A aquisição de softwares via transmissão de dados (download) envolve a análise da tributação a ela incidente, visto que as controvérsias ainda existentes sobre o tema e os rápidos avanços tecnológicos vivenciados nos últimos anos, não são acompanhados pela legislação pátria a respeito da regulamentação destas operações realizadas via internet, acarretando na divergência da jurisprudência na análise da matéria.
A lei 9.609/98, que dispõe sobre a proteção da propriedade intelectual de programa de computador, estabelece em seu artigo 1º que o programa de computador, também denominado de software, "é a expressão de um conjunto organizado de instruções em linguagem natural ou codificada, contida em suporte físico de qualquer natureza, de emprego necessário em máquinas automáticas de tratamento da informação, dispositivos, instrumentos ou equipamentos periféricos, baseados em técnica digital ou análoga, para fazê-los funcionar de modo e para fins determinados".
O artigo 9º da referida lei estabelece que o uso do programa de computador será objeto de contrato de licença [1]. Nos termos do referido dispositivo, verifica-se que a disponibilização de softwares caracteriza-se, a priori, por ser um contrato de licença de uso, por meio do qual o adquirente não se torna proprietário do software, mas apenas possui uma licença para utilizá-lo.
Com base na definição contida em lei e no entendimento jurisprudencial, cumpre analisar as hipóteses de incidência do ISS e do ICMS na aquisição de softwares via transmissão de dados (download).
No tocante à disponibilização de softwares via transmissão de dados (download), concebidos tais programas como bens incorpóreos, o STF entendeu, à luz do decreto lei 406/68, que essas operações caracterizavam-se como operações de "licenciamento ou cessão do direito de uso de programas de computador" sujeitas, portanto, à incidência do Imposto sobre Serviços (ISS), conforme se verifica do julgamento, pela primeira turma, do RExt 176.626-3/SP [2].
Nos termos do entendimento da Corte Suprema, somente estariam sujeitos à incidência do ICMS os softwares produzidos em série e comercializados no varejo, sem qualquer especificação (programa de computador de prateleira), que tivessem um suporte físico (CD ou DVD, por exemplo).
Com base neste entendimento jurisprudencial, os programas de computador que não tivessem suporte físico, ou seja, tratados como bens incorpóreos, estavam sujeitos à incidência do ISS, já que se caracterizam por ser "licenciamento ou cessão do direito de uso de programa de computador".

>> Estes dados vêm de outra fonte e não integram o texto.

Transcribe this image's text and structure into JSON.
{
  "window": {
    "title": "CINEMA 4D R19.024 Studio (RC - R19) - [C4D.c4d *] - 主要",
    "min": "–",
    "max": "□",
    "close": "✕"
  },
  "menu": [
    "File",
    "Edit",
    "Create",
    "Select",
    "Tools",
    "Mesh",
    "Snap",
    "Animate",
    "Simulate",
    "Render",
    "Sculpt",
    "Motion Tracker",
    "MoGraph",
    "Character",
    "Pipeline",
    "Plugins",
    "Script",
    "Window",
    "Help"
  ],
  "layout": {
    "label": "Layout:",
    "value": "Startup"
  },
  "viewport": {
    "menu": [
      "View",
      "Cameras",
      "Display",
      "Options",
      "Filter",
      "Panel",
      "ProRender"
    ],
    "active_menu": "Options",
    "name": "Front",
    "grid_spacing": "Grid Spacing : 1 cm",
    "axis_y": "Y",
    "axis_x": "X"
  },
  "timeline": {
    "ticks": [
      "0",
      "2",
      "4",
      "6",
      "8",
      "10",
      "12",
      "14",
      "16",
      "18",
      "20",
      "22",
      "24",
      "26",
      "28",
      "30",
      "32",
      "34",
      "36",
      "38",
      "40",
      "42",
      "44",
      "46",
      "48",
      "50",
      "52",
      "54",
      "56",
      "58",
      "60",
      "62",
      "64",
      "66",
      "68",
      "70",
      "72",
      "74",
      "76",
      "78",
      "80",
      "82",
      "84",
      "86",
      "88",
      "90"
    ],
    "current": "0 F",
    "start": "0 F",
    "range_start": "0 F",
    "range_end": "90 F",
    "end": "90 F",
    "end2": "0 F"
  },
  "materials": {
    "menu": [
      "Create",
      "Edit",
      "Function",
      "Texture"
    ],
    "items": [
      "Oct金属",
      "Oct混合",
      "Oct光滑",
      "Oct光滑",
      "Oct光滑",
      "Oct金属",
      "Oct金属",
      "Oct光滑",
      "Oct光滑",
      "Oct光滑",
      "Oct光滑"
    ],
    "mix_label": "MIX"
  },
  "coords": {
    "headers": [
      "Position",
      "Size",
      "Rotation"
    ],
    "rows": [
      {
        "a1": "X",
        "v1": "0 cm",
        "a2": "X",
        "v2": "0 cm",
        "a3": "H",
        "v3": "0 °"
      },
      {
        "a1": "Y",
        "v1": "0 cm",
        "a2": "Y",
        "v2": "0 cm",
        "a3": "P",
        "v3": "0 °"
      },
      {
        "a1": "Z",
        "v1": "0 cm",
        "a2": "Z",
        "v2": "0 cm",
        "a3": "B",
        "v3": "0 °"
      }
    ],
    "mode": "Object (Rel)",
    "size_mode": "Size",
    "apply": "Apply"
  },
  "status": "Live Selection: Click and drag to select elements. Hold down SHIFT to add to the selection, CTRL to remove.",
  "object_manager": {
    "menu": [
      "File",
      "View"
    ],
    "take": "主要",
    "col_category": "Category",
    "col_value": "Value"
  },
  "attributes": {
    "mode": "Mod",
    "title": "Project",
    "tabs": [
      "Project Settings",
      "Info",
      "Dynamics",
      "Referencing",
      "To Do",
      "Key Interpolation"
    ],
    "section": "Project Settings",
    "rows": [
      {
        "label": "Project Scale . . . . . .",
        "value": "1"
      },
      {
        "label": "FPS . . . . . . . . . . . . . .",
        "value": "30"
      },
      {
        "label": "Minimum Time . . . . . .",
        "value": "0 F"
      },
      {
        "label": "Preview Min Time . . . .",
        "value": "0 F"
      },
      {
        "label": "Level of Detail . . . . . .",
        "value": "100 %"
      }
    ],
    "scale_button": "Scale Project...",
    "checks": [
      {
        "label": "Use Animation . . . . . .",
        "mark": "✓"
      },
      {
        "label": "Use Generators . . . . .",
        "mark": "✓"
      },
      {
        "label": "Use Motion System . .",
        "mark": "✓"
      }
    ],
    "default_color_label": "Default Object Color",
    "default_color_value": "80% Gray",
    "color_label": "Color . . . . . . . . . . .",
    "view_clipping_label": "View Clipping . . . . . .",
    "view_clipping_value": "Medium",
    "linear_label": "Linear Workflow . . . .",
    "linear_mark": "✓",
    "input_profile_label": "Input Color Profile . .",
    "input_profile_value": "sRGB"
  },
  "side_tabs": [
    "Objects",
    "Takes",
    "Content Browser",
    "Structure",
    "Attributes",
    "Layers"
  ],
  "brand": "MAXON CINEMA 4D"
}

Em análise mais recente, o STF conferiu novo tratamento à matéria, assinalando pela incidência do ICMS na disponibilização de programas de computador (softwares) via transmissão de dados (download). Tal entendimento se deu pelo fato de que o meio pelo qual são disponibilizados os programas de computador, não descaracteriza a natureza de circulação de mercadoria.
Referido entendimento restou firmado em sede de liminar concedida nos autos da Medida Cautelar na ADIn 1.945 [3], em sessão realizada em 26/05/10, no qual o STF autorizou o Estado de Mato Grosso a exigir o ICMS sobre softwares comercializados por meio de download, aguardando-se, por ora, o seu julgamento definitivo.
De todo modo, o posicionamento do Pretório Excelso, ainda que provisório, já vem a indicar possível direcionamento acerca do assunto pela incidência do ICMS sobre a disponibilização de softwares por meio de download, visto que não há que se falar na diferenciação na compra de um programa de computador em CD/DVD ou via download.
O posicionamento a respeito da incidência do ICMS se justifica pelo fato de que a veiculação de programas de computador por meio de download caracteriza-se como uma operação de circulação de mercadoria, ainda que não ocorra alteração de propriedade do software. Ainda, se o programa de computador veiculado por meio de transmissão de dados fosse exceção à incidência do ICMS, não haveria a exigência do referido imposto na aquisição de programa de computador de prateleira (software de prateleira), já que neste último, não há aquisição somente o CD ou DVD, mas inclusive a mercadoria virtual gravada no instrumento de transmissão.
Por tal razão, os programas de computador disponibilizados também por meio de transmissão de dados (download), desde que produzidos em larga escala, de maneira uniforme e sem qualquer especificação para os destinatários, equivalem a programas de computador de prateleira (software de prateleira), sujeitos à incidência do ICMS [4].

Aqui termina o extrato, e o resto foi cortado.